Направляюсь домой. Небезопасно ходить по тихим и тёмным переулкам. Неожиданно раздаются выстрелы. Это какие-то не то озорники, не то провокаторы стреляют в форточку. Говорят, много народу было таким образом переранено...
За время восстания я впервые ночую в своём номере в тихой заброшенной гостинице, куда редко доходил хотя бы отдельный всплеск жизни. /270/
Войдя в гостиницу, я был поражён происшедшей переменой. Откуда взялась такая масса народу в этих всегда пустовавших меблированных комнатах?
Из разговора узнаю, что это бежавшая из Пресни буржуазия.
Испуг, озлобление и жестокость чувствуется в их речах, движениях и взглядах.
Вы думаете, они возмущены разоряющими Пресню поджигателям-семёновцами[6]? Нет, они ругают рабочих, которые де осмелились... Классовый инстинкт безошибочно указывает, в каких рядах им нужно искать друзей и в каких — недругов.
Дело, конечно, не обходится без клеветы и страшных выдумок. Вот какой-то толстый человек без воротника, в толстых туфлях рассказывает содержателю гостиницы, что рабочие захватили Зоологический сад и выпустили на Москву всех диких зверей. Стоящая поблизости старуха с ужасом спрашивает:
— Неужели диких?
— Да, да, сударыня, даже львов и тигров!
Я спрашиваю этого господина, не ударил ли хоботом слон по его лысине?

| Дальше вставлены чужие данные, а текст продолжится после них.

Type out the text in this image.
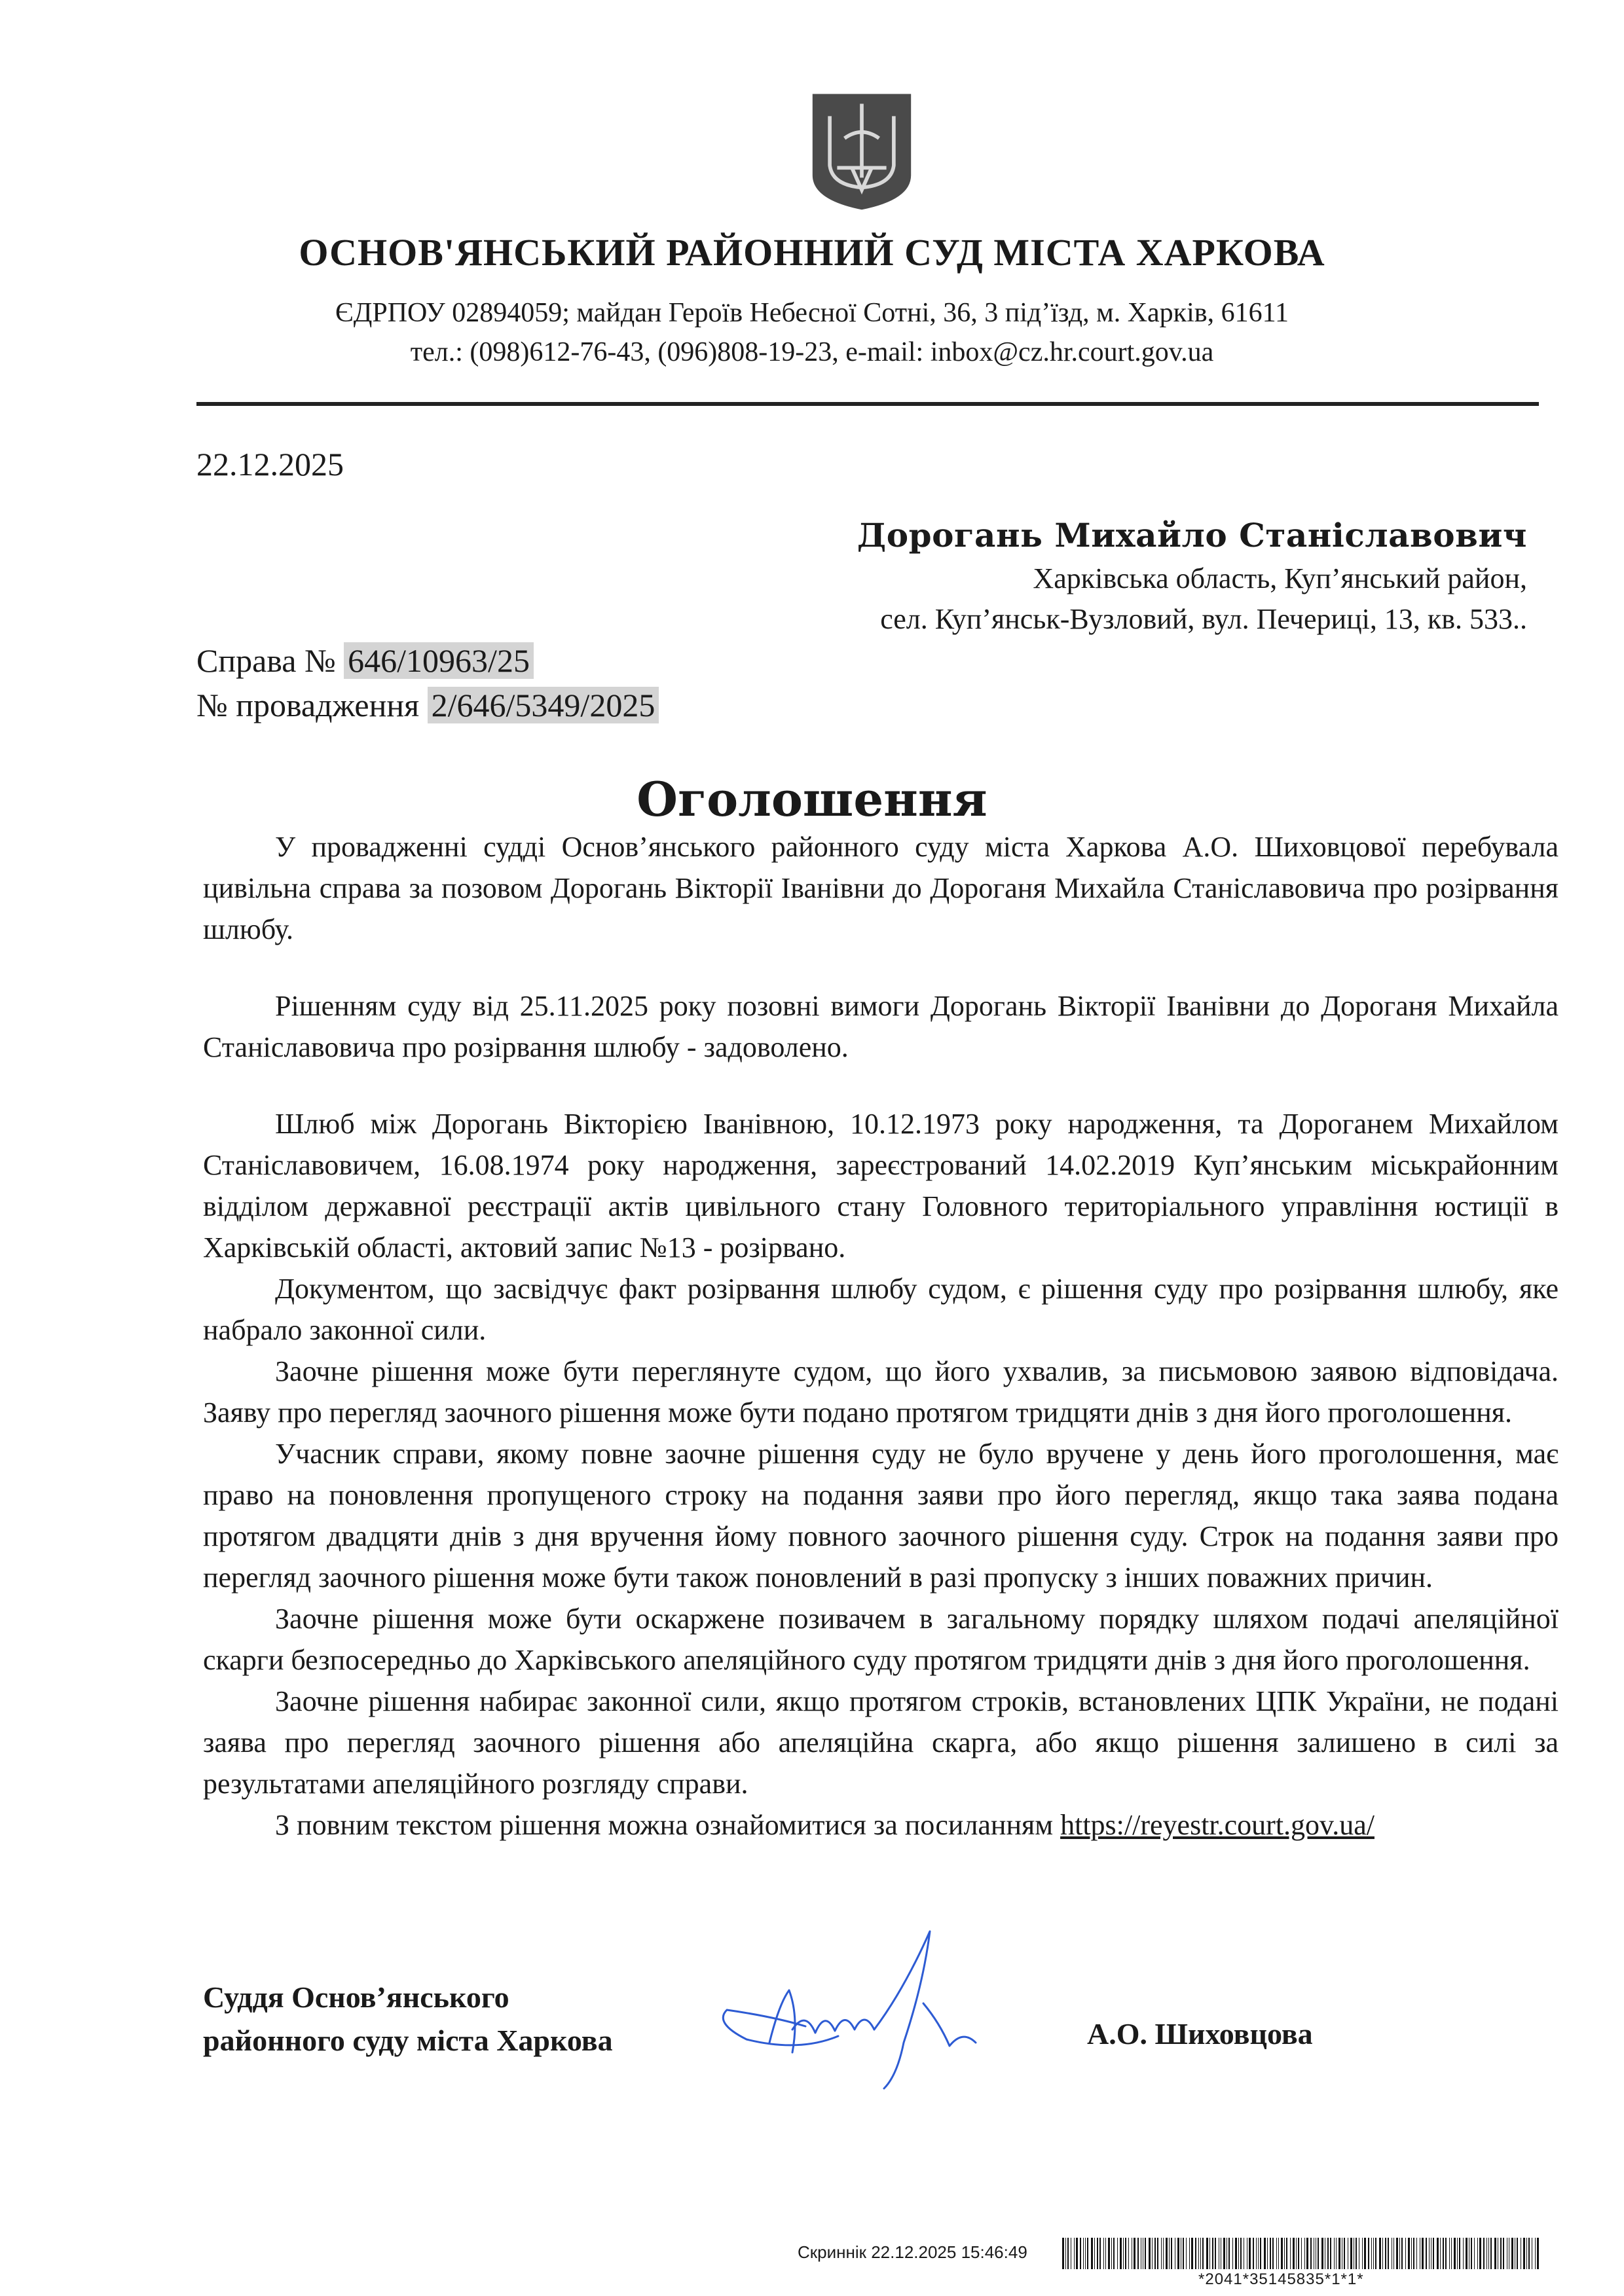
ОСНОВ'ЯНСЬКИЙ РАЙОННИЙ СУД МІСТА ХАРКОВА
ЄДРПОУ 02894059; майдан Героїв Небесної Сотні, 36, 3 під’їзд, м. Харків, 61611
тел.: (098)612-76-43, (096)808-19-23, e-mail: inbox@cz.hr.court.gov.ua
22.12.2025
Дорогань Михайло Станіславович
Харківська область, Куп’янський район,
сел. Куп’янськ-Вузловий, вул. Печериці, 13, кв. 533..
Справа № 646/10963/25
№ провадження 2/646/5349/2025
Оголошення

У провадженні судді Основ’янського районного суду міста Харкова А.О. Шиховцової перебувала цивільна справа за позовом Дорогань Вікторії Іванівни до Дороганя Михайла Станіславовича про розірвання шлюбу.

Рішенням суду від 25.11.2025 року позовні вимоги Дорогань Вікторії Іванівни до Дороганя Михайла Станіславовича про розірвання шлюбу - задоволено.

Шлюб між Дорогань Вікторією Іванівною, 10.12.1973 року народження, та Дороганем Михайлом Станіславовичем, 16.08.1974 року народження, зареєстрований 14.02.2019 Куп’янським міськрайонним відділом державної реєстрації актів цивільного стану Головного територіального управління юстиції в Харківській області, актовий запис №13 - розірвано.

Документом, що засвідчує факт розірвання шлюбу судом, є рішення суду про розірвання шлюбу, яке набрало законної сили.

Заочне рішення може бути переглянуте судом, що його ухвалив, за письмовою заявою відповідача. Заяву про перегляд заочного рішення може бути подано протягом тридцяти днів з дня його проголошення.

Учасник справи, якому повне заочне рішення суду не було вручене у день його проголошення, має право на поновлення пропущеного строку на подання заяви про його перегляд, якщо така заява подана протягом двадцяти днів з дня вручення йому повного заочного рішення суду. Строк на подання заяви про перегляд заочного рішення може бути також поновлений в разі пропуску з інших поважних причин.

Заочне рішення може бути оскаржене позивачем в загальному порядку шляхом подачі апеляційної скарги безпосередньо до Харківського апеляційного суду протягом тридцяти днів з дня його проголошення.

Заочне рішення набирає законної сили, якщо протягом строків, встановлених ЦПК України, не подані заява про перегляд заочного рішення або апеляційна скарга, або якщо рішення залишено в силі за результатами апеляційного розгляду справи.

З повним текстом рішення можна ознайомитися за посиланням https://reyestr.court.gov.ua/

Суддя Основ’янського
районного суду міста Харкова	А.О. Шиховцова
Скриннік 22.12.2025 15:46:49
*2041*35145835*1*1*
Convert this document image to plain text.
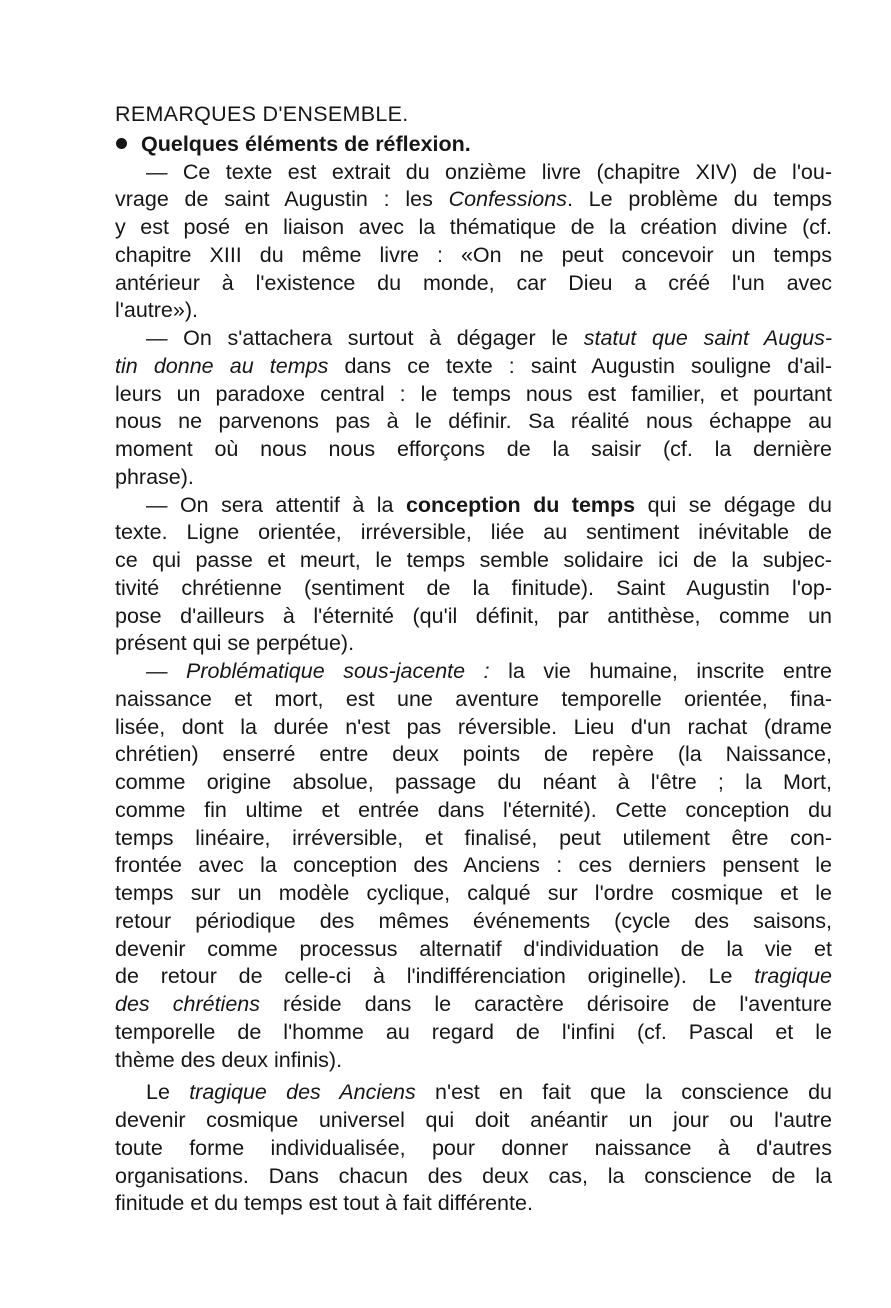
REMARQUES D'ENSEMBLE.
Quelques éléments de réflexion.
— Ce texte est extrait du onzième livre (chapitre XIV) de l'ou-
vrage de saint Augustin : les Confessions. Le problème du temps
y est posé en liaison avec la thématique de la création divine (cf.
chapitre XIII du même livre : «On ne peut concevoir un temps
antérieur à l'existence du monde, car Dieu a créé l'un avec
l'autre»).
— On s'attachera surtout à dégager le statut que saint Augus-
tin donne au temps dans ce texte : saint Augustin souligne d'ail-
leurs un paradoxe central : le temps nous est familier, et pourtant
nous ne parvenons pas à le définir. Sa réalité nous échappe au
moment où nous nous efforçons de la saisir (cf. la dernière
phrase).
— On sera attentif à la conception du temps qui se dégage du
texte. Ligne orientée, irréversible, liée au sentiment inévitable de
ce qui passe et meurt, le temps semble solidaire ici de la subjec-
tivité chrétienne (sentiment de la finitude). Saint Augustin l'op-
pose d'ailleurs à l'éternité (qu'il définit, par antithèse, comme un
présent qui se perpétue).
— Problématique sous-jacente : la vie humaine, inscrite entre
naissance et mort, est une aventure temporelle orientée, fina-
lisée, dont la durée n'est pas réversible. Lieu d'un rachat (drame
chrétien) enserré entre deux points de repère (la Naissance,
comme origine absolue, passage du néant à l'être ; la Mort,
comme fin ultime et entrée dans l'éternité). Cette conception du
temps linéaire, irréversible, et finalisé, peut utilement être con-
frontée avec la conception des Anciens : ces derniers pensent le
temps sur un modèle cyclique, calqué sur l'ordre cosmique et le
retour périodique des mêmes événements (cycle des saisons,
devenir comme processus alternatif d'individuation de la vie et
de retour de celle-ci à l'indifférenciation originelle). Le tragique
des chrétiens réside dans le caractère dérisoire de l'aventure
temporelle de l'homme au regard de l'infini (cf. Pascal et le
thème des deux infinis).
Le tragique des Anciens n'est en fait que la conscience du
devenir cosmique universel qui doit anéantir un jour ou l'autre
toute forme individualisée, pour donner naissance à d'autres
organisations. Dans chacun des deux cas, la conscience de la
finitude et du temps est tout à fait différente.
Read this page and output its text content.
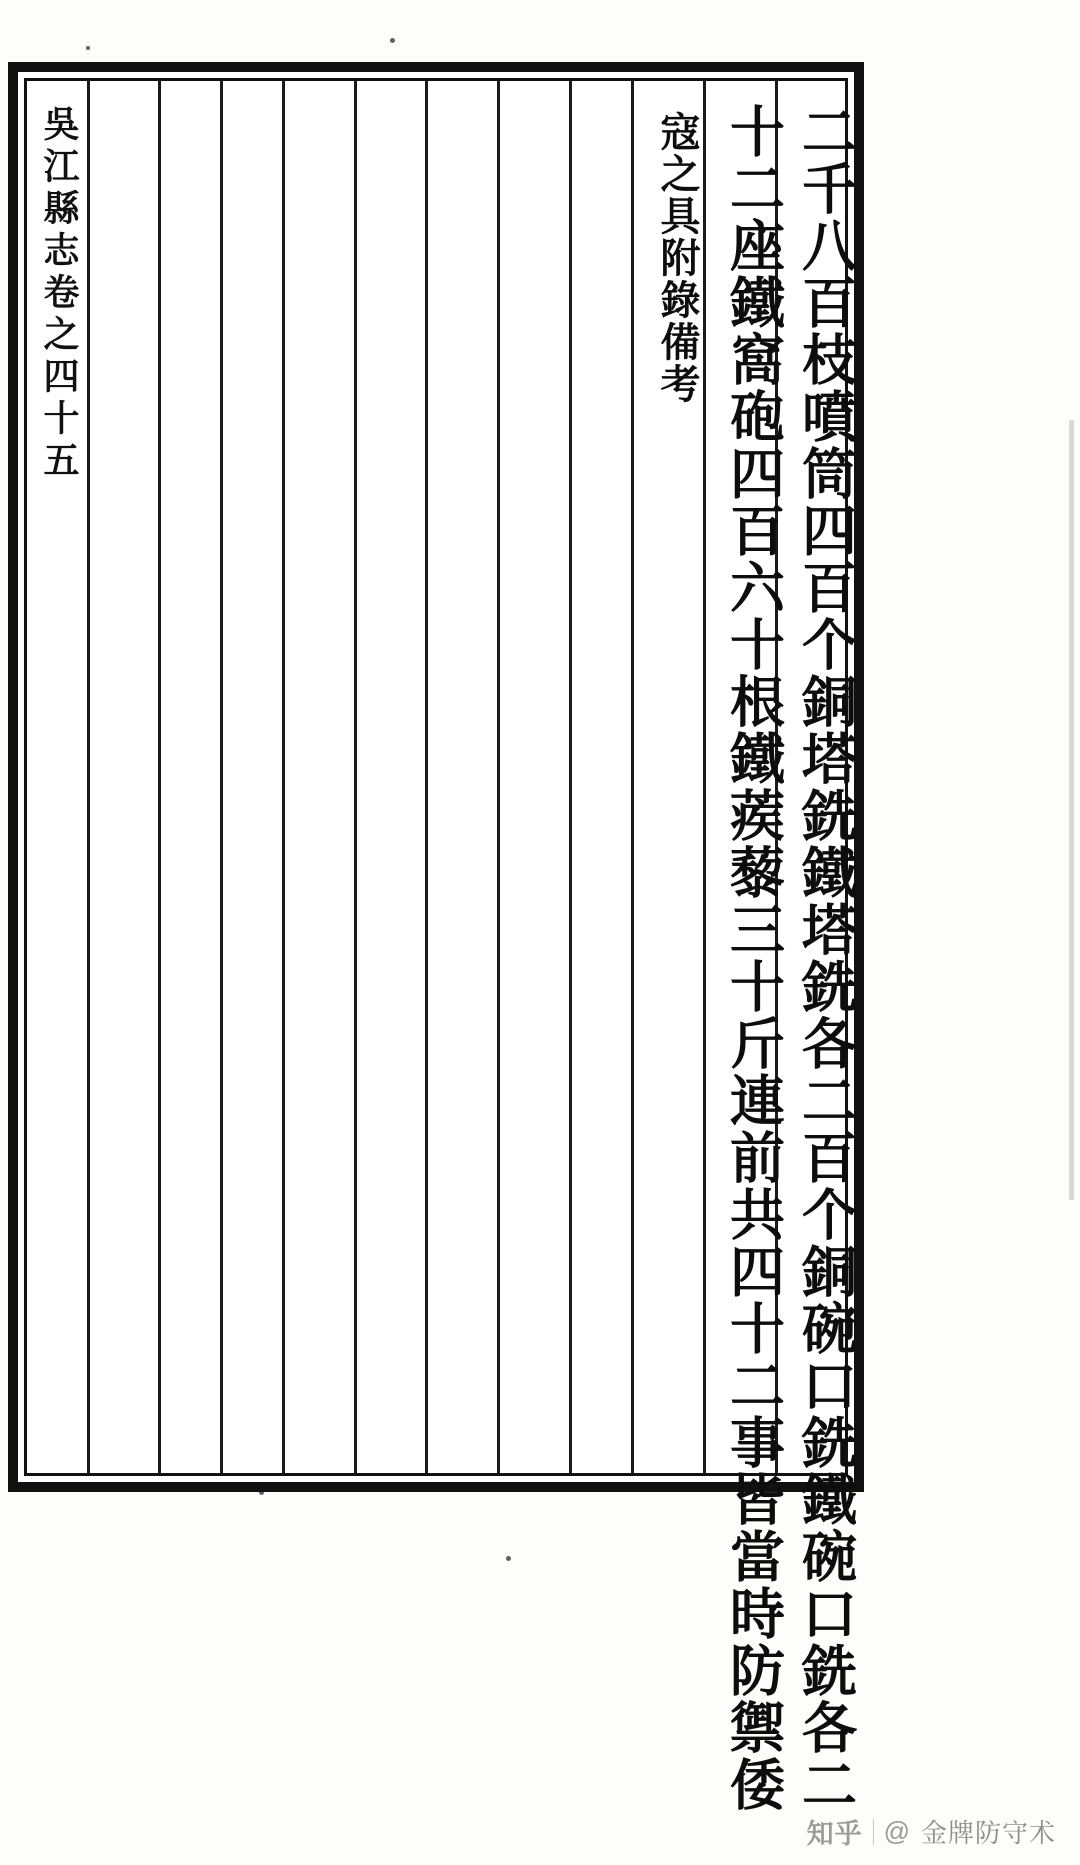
吳江縣志卷之四十五	二千八百枝噴筒四百个銅塔銑鐵塔銑各二百个銅碗口銑鐵碗口銑各二
十二座鐵窩砲四百六十根鐵蒺藜三十斤連前共四十二事皆當時防禦倭
寇之具附錄備考
知乎 @ 金牌防守术
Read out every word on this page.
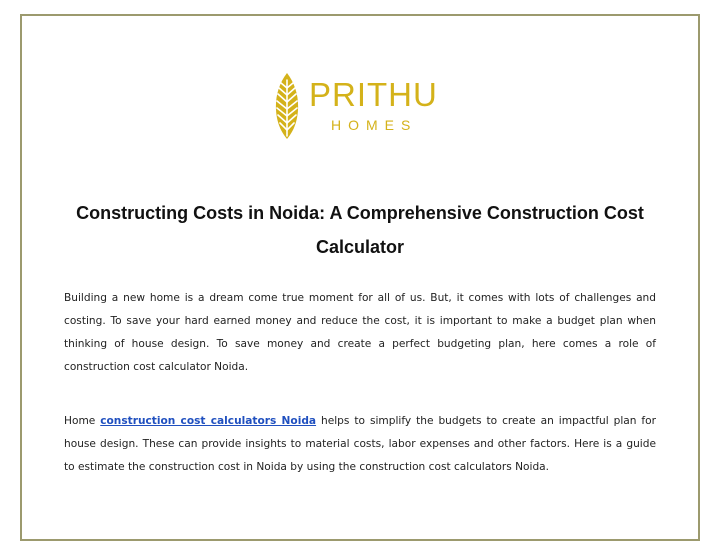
PRITHU
HOMES
Constructing Costs in Noida: A Comprehensive Construction Cost Calculator

Building a new home is a dream come true moment for all of us. But, it comes with lots of challenges and costing. To save your hard earned money and reduce the cost, it is important to make a budget plan when thinking of house design. To save money and create a perfect budgeting plan, here comes a role of construction cost calculator Noida.

Home construction cost calculators Noida helps to simplify the budgets to create an impactful plan for house design. These can provide insights to material costs, labor expenses and other factors. Here is a guide to estimate the construction cost in Noida by using the construction cost calculators Noida.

Мой вопрос вызывает всеобщее негодование, Кто-то, смотря в мою сторону, говорит: «Вот таких дружинников надо доставлять в участок…». /271/
Публикуется по: Декабрьское восстание в Москве 1905 г. Иллюстрированный сборник статей, заметок и воспоминаний. Под ред. Н. Овсянникова. (Материалы по истории пролетарской революции. Сборник 3-й.) М.: Государственное издательство, 1920. СС. 262-271. Подписано только именем автора, оно же — партийный псевдоним.